We will also investigate which treatments have the greatest benefit for patients in different risk groups. This will help lead to more personalized treatments for patients, otherwise known as precision medicine. This aligns with precision medicine initiatives at the university as well as at the national scale through the National Institute of Dental and Craniofacial Research.
How did you get interested in this area of study?
As an Oral & Maxillofacial Pathologist, I examine tissue biopsies under the microscope and diagnose cancer every day. Additional examination and imaging study defines the clinical stage of cancer. But the most common system to define a cancer’s stage—the TNM method, which assesses the size of tumor, presence in the lymph nodes, and metastasis, doesn’t offer an accurate prognosis.
As a diagnostician, I started to wonder if there is any way to tell, by examining tissue biopsies, how likely a patient’s cancer is to be deadly.
I decided to start my own study to answer this important question.
How do you think precision medicine will change the prognosis for cancer patients in the next ten years? The next 20?
Medicine is now coming to understand that you can’t predict outcomes on the basis of a patient’s TNM stage alone.
Instead, it’s the molecular characteristics of the tumor—both genomic and proteomic—that define carcinogenesis, or the progression of cancer.
In recent years we have begun to understand how genetics, the environment, and other factors interact to affect outcomes at the molecular level. My collaborators and I want to diagnose and treat oral cancer patients based on that level of understanding.

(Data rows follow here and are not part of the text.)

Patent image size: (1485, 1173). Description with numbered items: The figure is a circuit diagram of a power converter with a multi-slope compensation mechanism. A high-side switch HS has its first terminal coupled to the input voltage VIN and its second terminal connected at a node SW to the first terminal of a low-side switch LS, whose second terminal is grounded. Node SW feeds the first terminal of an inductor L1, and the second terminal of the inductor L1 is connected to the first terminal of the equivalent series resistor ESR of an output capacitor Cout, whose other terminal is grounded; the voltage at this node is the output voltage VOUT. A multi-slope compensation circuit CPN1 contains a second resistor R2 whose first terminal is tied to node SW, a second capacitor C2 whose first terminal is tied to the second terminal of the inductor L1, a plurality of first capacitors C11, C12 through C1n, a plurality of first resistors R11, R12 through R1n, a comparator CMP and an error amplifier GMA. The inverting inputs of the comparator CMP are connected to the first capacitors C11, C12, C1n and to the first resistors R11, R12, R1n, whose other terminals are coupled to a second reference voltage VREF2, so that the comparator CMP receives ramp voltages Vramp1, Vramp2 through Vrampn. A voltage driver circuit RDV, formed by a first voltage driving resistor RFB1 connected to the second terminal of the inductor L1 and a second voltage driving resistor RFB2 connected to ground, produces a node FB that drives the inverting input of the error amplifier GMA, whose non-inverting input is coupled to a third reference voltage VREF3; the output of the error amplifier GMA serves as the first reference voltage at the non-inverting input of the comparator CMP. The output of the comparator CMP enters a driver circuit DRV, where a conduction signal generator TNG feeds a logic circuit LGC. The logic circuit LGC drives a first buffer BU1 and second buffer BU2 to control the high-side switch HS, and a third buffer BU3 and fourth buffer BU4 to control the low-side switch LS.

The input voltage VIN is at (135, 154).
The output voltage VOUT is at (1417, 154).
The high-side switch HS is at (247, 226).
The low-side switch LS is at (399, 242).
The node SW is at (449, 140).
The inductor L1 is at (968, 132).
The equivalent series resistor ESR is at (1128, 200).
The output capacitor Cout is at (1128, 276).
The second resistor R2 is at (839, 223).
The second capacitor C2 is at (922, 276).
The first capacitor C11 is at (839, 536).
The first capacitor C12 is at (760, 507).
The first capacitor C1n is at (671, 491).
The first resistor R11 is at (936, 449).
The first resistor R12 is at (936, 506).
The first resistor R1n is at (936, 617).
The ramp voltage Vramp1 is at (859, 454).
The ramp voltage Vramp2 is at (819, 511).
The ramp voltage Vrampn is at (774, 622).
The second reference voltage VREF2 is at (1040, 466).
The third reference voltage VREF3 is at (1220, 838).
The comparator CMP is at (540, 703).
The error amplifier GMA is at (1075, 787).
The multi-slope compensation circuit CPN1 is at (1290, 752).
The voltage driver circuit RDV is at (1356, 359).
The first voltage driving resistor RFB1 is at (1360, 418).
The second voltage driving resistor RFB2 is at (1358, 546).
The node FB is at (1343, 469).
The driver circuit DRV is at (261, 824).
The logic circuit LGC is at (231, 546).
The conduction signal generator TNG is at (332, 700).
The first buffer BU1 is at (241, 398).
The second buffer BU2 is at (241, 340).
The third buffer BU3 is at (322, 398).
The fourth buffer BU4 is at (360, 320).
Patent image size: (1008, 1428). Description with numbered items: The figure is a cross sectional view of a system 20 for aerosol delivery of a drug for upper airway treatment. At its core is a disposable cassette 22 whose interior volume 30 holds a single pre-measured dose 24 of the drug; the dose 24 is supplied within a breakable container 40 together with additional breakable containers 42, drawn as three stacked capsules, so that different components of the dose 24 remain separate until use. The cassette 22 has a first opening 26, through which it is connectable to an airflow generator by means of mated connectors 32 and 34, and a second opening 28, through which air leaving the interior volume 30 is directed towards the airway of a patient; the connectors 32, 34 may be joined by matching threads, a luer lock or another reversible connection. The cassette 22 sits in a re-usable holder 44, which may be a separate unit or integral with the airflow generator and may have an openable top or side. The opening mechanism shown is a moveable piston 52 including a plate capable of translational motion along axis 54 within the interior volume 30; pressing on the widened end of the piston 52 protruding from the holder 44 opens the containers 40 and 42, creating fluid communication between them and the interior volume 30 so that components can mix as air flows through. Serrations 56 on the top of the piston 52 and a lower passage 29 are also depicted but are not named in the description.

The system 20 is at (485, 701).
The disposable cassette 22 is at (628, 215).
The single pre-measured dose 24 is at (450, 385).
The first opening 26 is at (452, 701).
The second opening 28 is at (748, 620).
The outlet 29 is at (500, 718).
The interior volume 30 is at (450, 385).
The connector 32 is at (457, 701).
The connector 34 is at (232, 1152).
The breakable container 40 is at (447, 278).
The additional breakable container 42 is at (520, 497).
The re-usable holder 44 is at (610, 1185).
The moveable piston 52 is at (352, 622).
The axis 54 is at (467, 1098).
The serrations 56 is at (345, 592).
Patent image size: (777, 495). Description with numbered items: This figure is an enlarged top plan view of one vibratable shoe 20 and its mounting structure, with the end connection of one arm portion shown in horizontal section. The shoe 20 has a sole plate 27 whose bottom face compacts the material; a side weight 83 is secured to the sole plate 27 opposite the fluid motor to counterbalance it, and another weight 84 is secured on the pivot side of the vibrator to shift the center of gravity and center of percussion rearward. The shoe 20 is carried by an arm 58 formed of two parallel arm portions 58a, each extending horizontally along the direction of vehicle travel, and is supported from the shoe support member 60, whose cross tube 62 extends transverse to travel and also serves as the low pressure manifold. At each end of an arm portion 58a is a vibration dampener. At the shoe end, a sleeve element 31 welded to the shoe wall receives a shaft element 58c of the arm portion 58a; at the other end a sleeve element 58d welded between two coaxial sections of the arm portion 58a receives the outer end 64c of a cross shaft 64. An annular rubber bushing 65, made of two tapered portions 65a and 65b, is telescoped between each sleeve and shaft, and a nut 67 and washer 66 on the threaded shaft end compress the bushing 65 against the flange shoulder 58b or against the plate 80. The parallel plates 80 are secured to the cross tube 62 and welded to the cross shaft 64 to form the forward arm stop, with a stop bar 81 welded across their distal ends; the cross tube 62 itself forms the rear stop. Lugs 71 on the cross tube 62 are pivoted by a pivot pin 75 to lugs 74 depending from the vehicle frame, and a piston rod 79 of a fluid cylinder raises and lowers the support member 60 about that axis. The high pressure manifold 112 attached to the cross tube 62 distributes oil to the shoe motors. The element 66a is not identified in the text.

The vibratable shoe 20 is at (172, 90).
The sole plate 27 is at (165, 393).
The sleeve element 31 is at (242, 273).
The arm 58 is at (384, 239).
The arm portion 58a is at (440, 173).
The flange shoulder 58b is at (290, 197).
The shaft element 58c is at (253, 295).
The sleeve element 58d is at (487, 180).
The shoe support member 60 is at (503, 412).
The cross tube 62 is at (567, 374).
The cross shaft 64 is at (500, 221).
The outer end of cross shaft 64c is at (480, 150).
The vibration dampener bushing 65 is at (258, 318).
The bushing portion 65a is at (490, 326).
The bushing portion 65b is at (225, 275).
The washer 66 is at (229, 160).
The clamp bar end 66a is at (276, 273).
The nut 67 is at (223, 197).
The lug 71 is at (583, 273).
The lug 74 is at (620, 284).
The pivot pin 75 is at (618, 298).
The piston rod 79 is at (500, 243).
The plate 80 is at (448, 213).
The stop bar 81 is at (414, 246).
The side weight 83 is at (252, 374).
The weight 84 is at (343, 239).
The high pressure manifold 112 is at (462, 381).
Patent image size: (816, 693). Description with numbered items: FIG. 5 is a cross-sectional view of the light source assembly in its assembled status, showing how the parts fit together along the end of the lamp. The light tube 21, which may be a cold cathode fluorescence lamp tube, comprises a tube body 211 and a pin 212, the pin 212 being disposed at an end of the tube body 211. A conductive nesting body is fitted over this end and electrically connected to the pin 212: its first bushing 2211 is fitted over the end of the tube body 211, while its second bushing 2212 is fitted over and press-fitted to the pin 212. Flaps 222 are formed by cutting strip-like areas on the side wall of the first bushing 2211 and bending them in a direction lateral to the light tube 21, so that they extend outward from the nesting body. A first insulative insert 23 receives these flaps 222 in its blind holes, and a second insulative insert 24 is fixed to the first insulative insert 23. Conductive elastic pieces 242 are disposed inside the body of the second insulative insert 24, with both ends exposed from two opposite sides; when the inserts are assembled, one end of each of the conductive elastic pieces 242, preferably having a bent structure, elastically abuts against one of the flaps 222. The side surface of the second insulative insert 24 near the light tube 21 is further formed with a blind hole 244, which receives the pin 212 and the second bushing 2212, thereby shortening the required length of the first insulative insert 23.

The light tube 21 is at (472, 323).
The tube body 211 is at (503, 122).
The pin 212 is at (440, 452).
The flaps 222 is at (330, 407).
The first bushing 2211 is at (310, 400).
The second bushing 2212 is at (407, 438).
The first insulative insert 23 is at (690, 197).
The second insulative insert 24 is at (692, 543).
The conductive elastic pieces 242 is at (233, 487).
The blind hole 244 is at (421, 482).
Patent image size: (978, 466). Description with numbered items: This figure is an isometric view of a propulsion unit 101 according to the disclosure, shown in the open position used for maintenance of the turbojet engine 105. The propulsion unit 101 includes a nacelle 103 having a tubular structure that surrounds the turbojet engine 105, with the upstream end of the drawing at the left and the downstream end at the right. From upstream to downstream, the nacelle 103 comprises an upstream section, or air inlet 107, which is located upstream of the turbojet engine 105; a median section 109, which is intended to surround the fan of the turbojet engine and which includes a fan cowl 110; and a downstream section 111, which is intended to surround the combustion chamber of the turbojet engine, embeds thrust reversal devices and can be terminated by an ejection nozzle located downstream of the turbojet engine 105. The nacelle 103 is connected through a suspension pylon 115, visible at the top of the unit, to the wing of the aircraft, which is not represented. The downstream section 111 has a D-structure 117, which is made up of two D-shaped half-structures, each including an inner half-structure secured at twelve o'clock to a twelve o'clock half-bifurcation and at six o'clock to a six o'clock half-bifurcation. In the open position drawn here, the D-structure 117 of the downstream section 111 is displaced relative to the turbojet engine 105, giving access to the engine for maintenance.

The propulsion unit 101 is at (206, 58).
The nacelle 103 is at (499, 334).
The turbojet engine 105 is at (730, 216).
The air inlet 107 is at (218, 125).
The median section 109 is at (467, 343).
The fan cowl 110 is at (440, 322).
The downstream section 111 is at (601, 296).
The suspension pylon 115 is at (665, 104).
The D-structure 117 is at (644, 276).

By looking at the molecular biomarkers, which correlate with the biology of the disease itself, this could help determine who is high risk and what treatments are best for an individual patient.
Similar work is happening across research arenas. Some people, including Dean Stohler, envision a day when once-deadly cancers can be cured or managed as chronic disease.
What role do you want Columbia to play in that?
Columbia University Irving Medical Center will become one of nation’s leading institutes in personalized diagnosis and precision treatment of oral cancer. Our multidisciplinary team across the fields of dentistry, oncology, pathology, epidemiology, and biostatistics at CUIMC is working hard to make this happen.
You received your DDS at Columbia and were the first student to complete our oral pathology residency program, and have grown in leadership positions since then. What kept you here? And what impact do you want to have on the school?
Amazing mentors and brilliant colleagues, who provided guidance every step of the way, made all the difference. None of these would have been possible if it wasn’t for their support. Soon, it will be my turn to mentor junior faculties and students. I just hope I will be as good as my mentors in providing guidance.
How do you spend your free time? Do you have any hobbies?
I think I used to have hobbies before my two children. Now all my free time is about them.
References
6 in 10 early stage oral cancer patients survive 5 years. The other 4 have a much more aggressive disease, but there is no way to distinguish one from the other. Angela Yoon, DDS, seeks a genetic marker to tell how aggressive the cancer is as a first step toward precision medicine treatment. She answers questions about her work and the future of the field.